- South Africa is the leading country with Internet freedom in Africa in 2024.
- Egypt, Sudan, Ethiopia, and Rwanda have the least internet freedom in Africa, with higher violations of user rights.
Sandwiched between draconian laws and dictatorship, Africa is home to some of the most oppressive regimes in the world—clamping down on human rights through speech and media censorship, crackdown on dissenters, and government critics remains a critical concern in the 21st century.
Living in fear of a regime’s apathy towards restrictive internet accessibility that limits freedom of open communication and criticism is a medieval affair that should be a thing of the past. Some state-owned telecommunication companies are fond of doubling the cost of internet services, thus limiting access to social media spaces, which are deemed digital media platforms.
Freedom House, through its comprehensive assessment and valuation of the annual Freedom on Net report encompassing 72 countries across the world, brings to the limelight the status of internet freedom and accessibility in a selected number of African countries.
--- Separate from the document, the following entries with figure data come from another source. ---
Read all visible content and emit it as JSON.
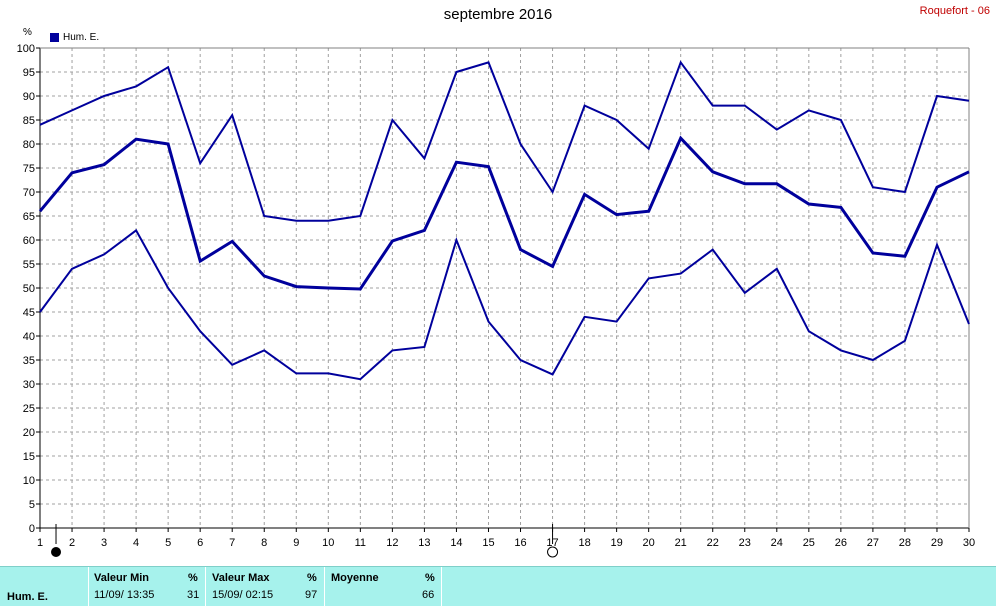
{
  "title": "septembre 2016",
  "station": "Roquefort - 06",
  "legend_label": "Hum. E.",
  "unit": "%",
  "colors": {
    "line": "#00009c",
    "grid": "#a0a0a0",
    "stats_bg": "#a6f2ec"
  },
  "chart_data": {
    "type": "line",
    "x": [
      1,
      2,
      3,
      4,
      5,
      6,
      7,
      8,
      9,
      10,
      11,
      12,
      13,
      14,
      15,
      16,
      17,
      18,
      19,
      20,
      21,
      22,
      23,
      24,
      25,
      26,
      27,
      28,
      29,
      30
    ],
    "xlim": [
      1,
      30
    ],
    "ylim": [
      0,
      100
    ],
    "yticks": [
      0,
      5,
      10,
      15,
      20,
      25,
      30,
      35,
      40,
      45,
      50,
      55,
      60,
      65,
      70,
      75,
      80,
      85,
      90,
      95,
      100
    ],
    "grid": true,
    "legend": "top-left",
    "series": [
      {
        "values": [
          84,
          87,
          90,
          92,
          96,
          76,
          86,
          65,
          64,
          64,
          65,
          85,
          77,
          95,
          97,
          80,
          70,
          88,
          85,
          79,
          97,
          88,
          88,
          83,
          87,
          85,
          71,
          70,
          90,
          89
        ]
      },
      {
        "name": "Hum. E.",
        "values": [
          66,
          74,
          75.7,
          81,
          80,
          55.6,
          59.7,
          52.5,
          50.3,
          50,
          49.8,
          59.8,
          62,
          76.2,
          75.3,
          58,
          54.5,
          69.5,
          65.3,
          66,
          81.2,
          74.2,
          71.7,
          71.7,
          67.5,
          66.8,
          57.3,
          56.6,
          71,
          74.2
        ]
      },
      {
        "values": [
          45,
          54,
          57,
          62,
          50,
          41,
          34,
          37,
          32.2,
          32.2,
          31,
          37,
          37.7,
          60,
          43,
          35,
          32,
          44,
          43,
          52,
          53,
          58,
          49,
          54,
          41,
          37,
          35,
          39,
          59,
          42.5
        ]
      }
    ],
    "markers": [
      {
        "x": 1.5,
        "type": "filled-circle"
      },
      {
        "x": 17,
        "type": "open-circle"
      }
    ]
  },
  "stats": {
    "series_label": "Hum. E.",
    "min": {
      "header": "Valeur Min",
      "unit": "%",
      "datetime": "11/09/  13:35",
      "value": "31"
    },
    "max": {
      "header": "Valeur Max",
      "unit": "%",
      "datetime": "15/09/  02:15",
      "value": "97"
    },
    "mean": {
      "header": "Moyenne",
      "unit": "%",
      "value": "66"
    }
  }
}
Freedom House evaluates the status of each country’s internet usability through a set of modalities that determine violations of user rights, accessibility obstacles, and limits on content, which then aggregates to the total score and status on internet freedom. The outcome determines status, as whether free, partly or not free.
A country with a score above 70 is considered internet-free; 40 to 69 is partly free, while a score below 40 is not free. This makes South Africa the only African country with commendable internet freedom with a score of 74. South Africa scored 19 on obstacles to access and 29 and 26 on both limits on content and violations of user rights, respectively.
Ghana, Kenya, Zambia, and Tunisia are making strides about internet freedom, with both of them scoring above 60. However, a glaring outcome places Egypt, Sudan, Ethiopia, and Rwanda in the spotlight, as all of them show diminished internet freedom and potential user rights. Both of them scored 28, 28, 27, and 36, respectively.